While the author is an attorney and has prepared this opinion in light of his understanding of the relevant law, he does not represent anyone involved in this matter. Anyone with an interest in these issues who must protect that interest should seek the advice of his or her own legal counsel and not rely on this document as a definitive statement of how to protect or advance his interest.
An advisory opinion issued by the Office of the Property Rights Ombudsman is not binding on any party to a dispute involving land use law.
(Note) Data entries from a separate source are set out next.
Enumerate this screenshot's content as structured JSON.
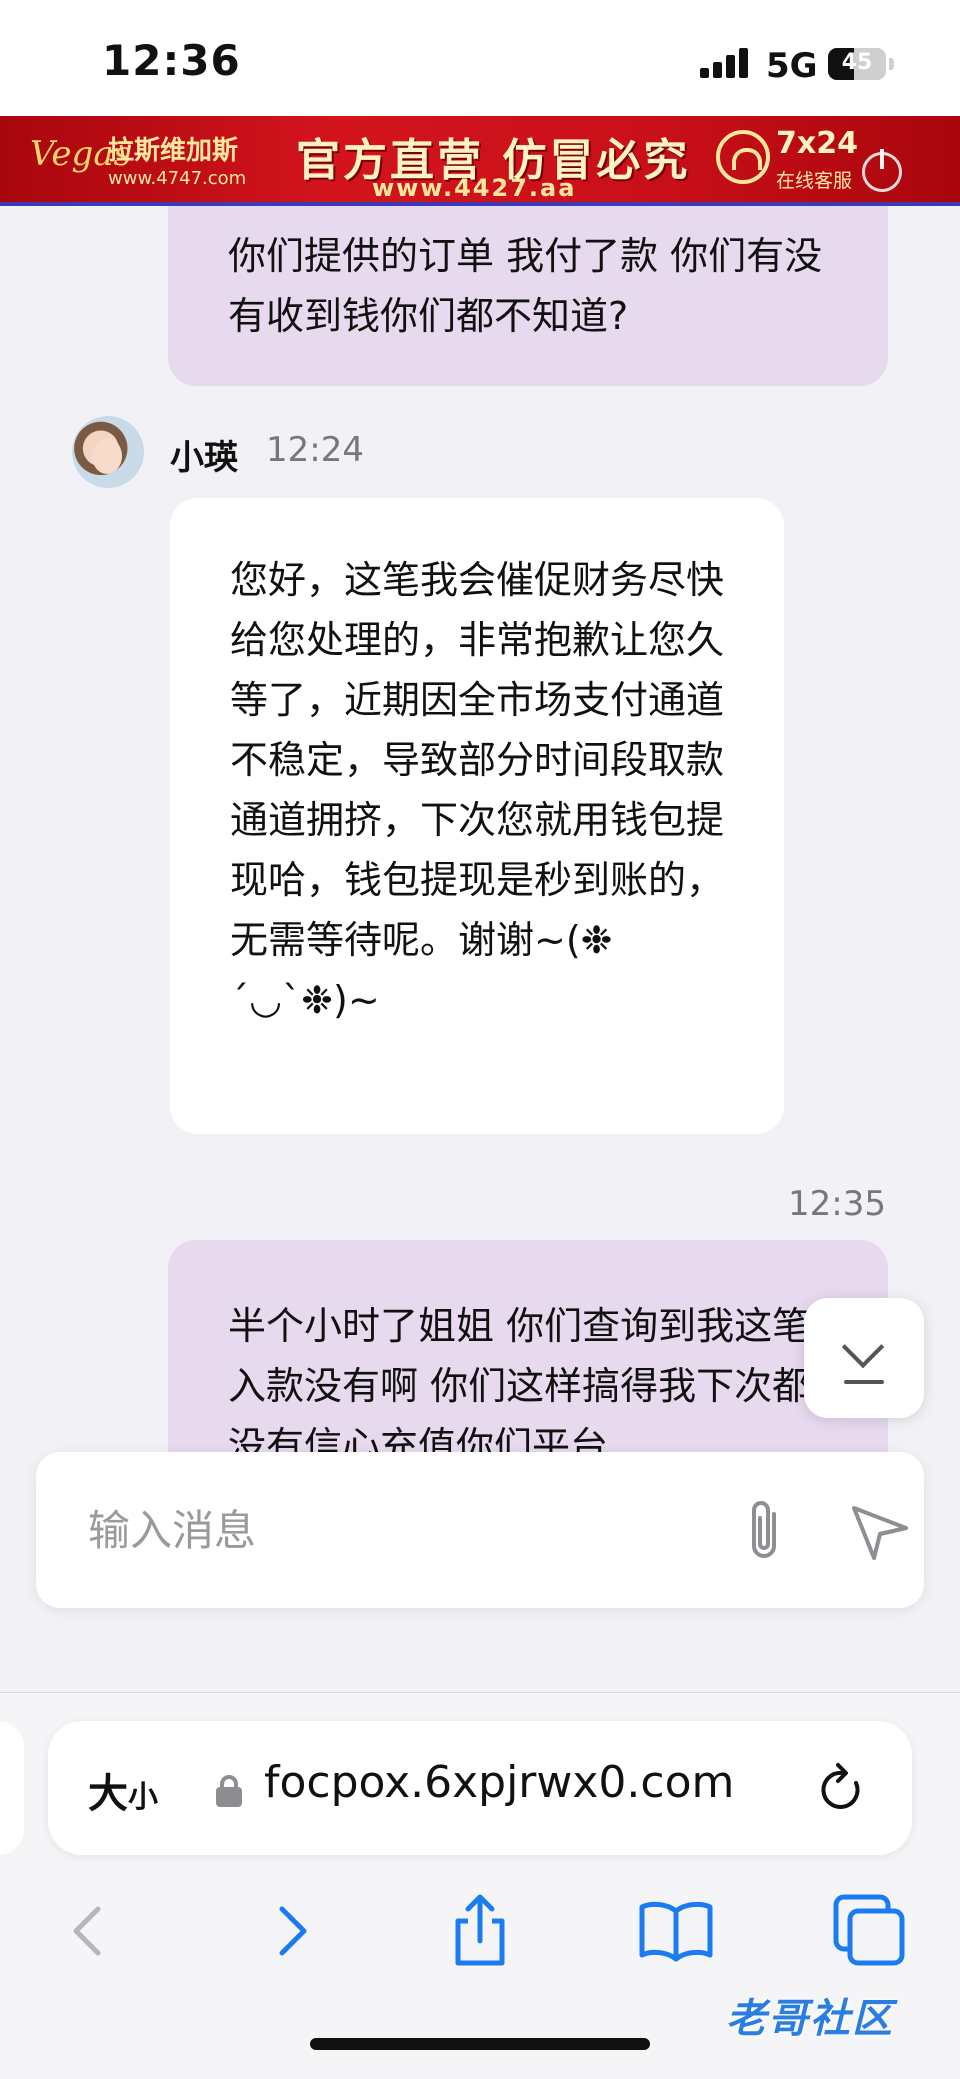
{
  "status_bar": {
    "time": "12:36",
    "network": "5G",
    "battery": "45",
    "battery_level": 0.45
  },
  "ad_banner": {
    "logo": "Vegas",
    "brand": "拉斯维加斯",
    "url_small": "www.4747.com",
    "slogan": "官方直营 仿冒必究",
    "url_large": "www.4427.aa",
    "hours": "7x24",
    "service_label": "在线客服"
  },
  "chat": {
    "messages": [
      {
        "direction": "out",
        "text": "你们提供的订单 我付了款 你们有没有收到钱你们都不知道?"
      },
      {
        "direction": "in",
        "sender": "小瑛",
        "time": "12:24",
        "text": "您好，这笔我会催促财务尽快给您处理的，非常抱歉让您久等了，近期因全市场支付通道不稳定，导致部分时间段取款通道拥挤，下次您就用钱包提现哈，钱包提现是秒到账的，无需等待呢。谢谢~(❉´◡`❉)~"
      },
      {
        "direction": "out",
        "time": "12:35",
        "text": "半个小时了姐姐 你们查询到我这笔入款没有啊 你们这样搞得我下次都没有信心充值你们平台"
      }
    ]
  },
  "composer": {
    "placeholder": "输入消息"
  },
  "browser": {
    "text_size_label_big": "大",
    "text_size_label_small": "小",
    "url": "focpox.6xpjrwx0.com"
  },
  "watermark": "老哥社区"
}
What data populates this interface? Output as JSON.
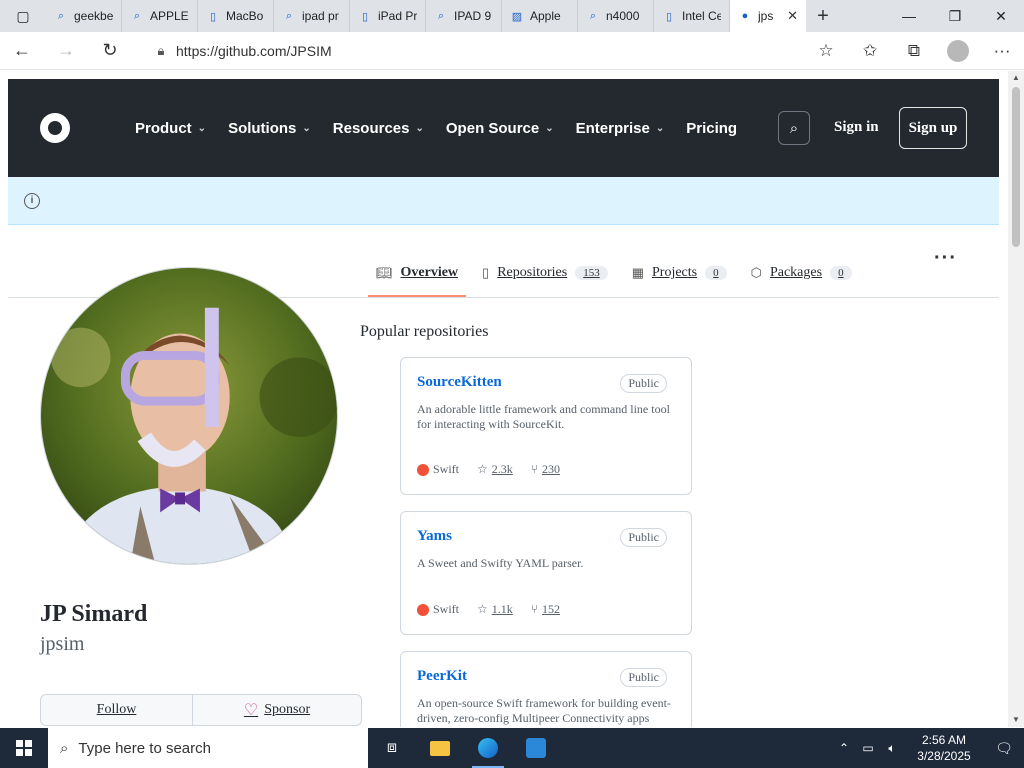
{
  "browser": {
    "tabs": [
      {
        "label": "geekbe",
        "icon": "search-icon"
      },
      {
        "label": "APPLE",
        "icon": "search-icon"
      },
      {
        "label": "MacBo",
        "icon": "page-icon"
      },
      {
        "label": "ipad pr",
        "icon": "search-icon"
      },
      {
        "label": "iPad Pr",
        "icon": "page-icon"
      },
      {
        "label": "IPAD 9",
        "icon": "search-icon"
      },
      {
        "label": "Apple",
        "icon": "image-icon"
      },
      {
        "label": "n4000",
        "icon": "search-icon"
      },
      {
        "label": "Intel Ce",
        "icon": "page-icon"
      },
      {
        "label": "jps",
        "icon": "github-icon",
        "active": true
      }
    ],
    "url": "https://github.com/JPSIM"
  },
  "header": {
    "nav": [
      "Product",
      "Solutions",
      "Resources",
      "Open Source",
      "Enterprise",
      "Pricing"
    ],
    "sign_in": "Sign in",
    "sign_up": "Sign up"
  },
  "profile_tabs": [
    {
      "label": "Overview",
      "count": null,
      "icon": "book-icon",
      "active": true
    },
    {
      "label": "Repositories",
      "count": "153",
      "icon": "repo-icon"
    },
    {
      "label": "Projects",
      "count": "0",
      "icon": "table-icon"
    },
    {
      "label": "Packages",
      "count": "0",
      "icon": "package-icon"
    }
  ],
  "profile": {
    "name": "JP Simard",
    "login": "jpsim",
    "follow": "Follow",
    "sponsor": "Sponsor"
  },
  "popular": {
    "title": "Popular repositories",
    "repos": [
      {
        "name": "SourceKitten",
        "visibility": "Public",
        "description": "An adorable little framework and command line tool for interacting with SourceKit.",
        "language": "Swift",
        "stars": "2.3k",
        "forks": "230"
      },
      {
        "name": "Yams",
        "visibility": "Public",
        "description": "A Sweet and Swifty YAML parser.",
        "language": "Swift",
        "stars": "1.1k",
        "forks": "152"
      },
      {
        "name": "PeerKit",
        "visibility": "Public",
        "description": "An open-source Swift framework for building event-driven, zero-config Multipeer Connectivity apps",
        "language": "",
        "stars": "",
        "forks": ""
      }
    ]
  },
  "taskbar": {
    "search_placeholder": "Type here to search",
    "time": "2:56 AM",
    "date": "3/28/2025"
  },
  "colors": {
    "header_bg": "#24292f",
    "banner_bg": "#ddf4ff",
    "link": "#0969da",
    "swift": "#f05138",
    "tab_underline": "#fd8c73"
  }
}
If the same issue that is the subject of an advisory opinion is listed as a cause of action in litigation, and that cause of action is litigated on the same facts and circumstances and is resolved consistent with the advisory opinion, the substantially prevailing party on that cause of action may collect reasonable attorney fees and court costs pertaining to the development of that cause of action from the date of the delivery of the advisory opinion to the date of the court’s resolution.
Evidence of a review by the Office of the Property Rights Ombudsman and the opinions, writings, findings, and determinations of the Office of the Property Rights Ombudsman are not admissible as evidence in a judicial action, except in small claims court, a judicial review of arbitration, or in determining costs and legal fees as explained above.
 We understand that the lot line between these two lots will be adjusted so that the building will sit entirely on lot 2 and lot 3 will be used as the parking lot.
 The record contains multiple acoustical studies, testimony from James Bennett from the Salt Lake Valley Health Department relating to emissions and acoustics, a written security plan submitted by The Gun Vault, testimony by Jordan McCormick, a gun range consultant, among other testimony and studies.
 The South Jordan Municipal Code does not contain definitions of these terms.
 The South Jordan Municipal Code does not contain a definition of “industrial” or “special training.”
 The City did not set forth the findings in a clear response to the three specific standards, but the necessary findings are contained in the December 18th Decision’s analysis and conclusions relating to the requirements to add conditions to the CUP found in SJMC § 17.84.020(B).
 Utah Code Ann. § 47-3-1 et seq. does not change the legality or propriety of the City’s decision to issue the CUP. This statute does not require the City to do anything and does not establish the operation of the Range as a de facto nuisance, thereby violating other applicable provisions of the South Jordan City Code. As discussed above, the City had substantial evidence on the record to support its decision to issue the CUP, including by finding that the operation of the Range would not be a nuisance in violation of the applicable provisions of the South Jordan City Code.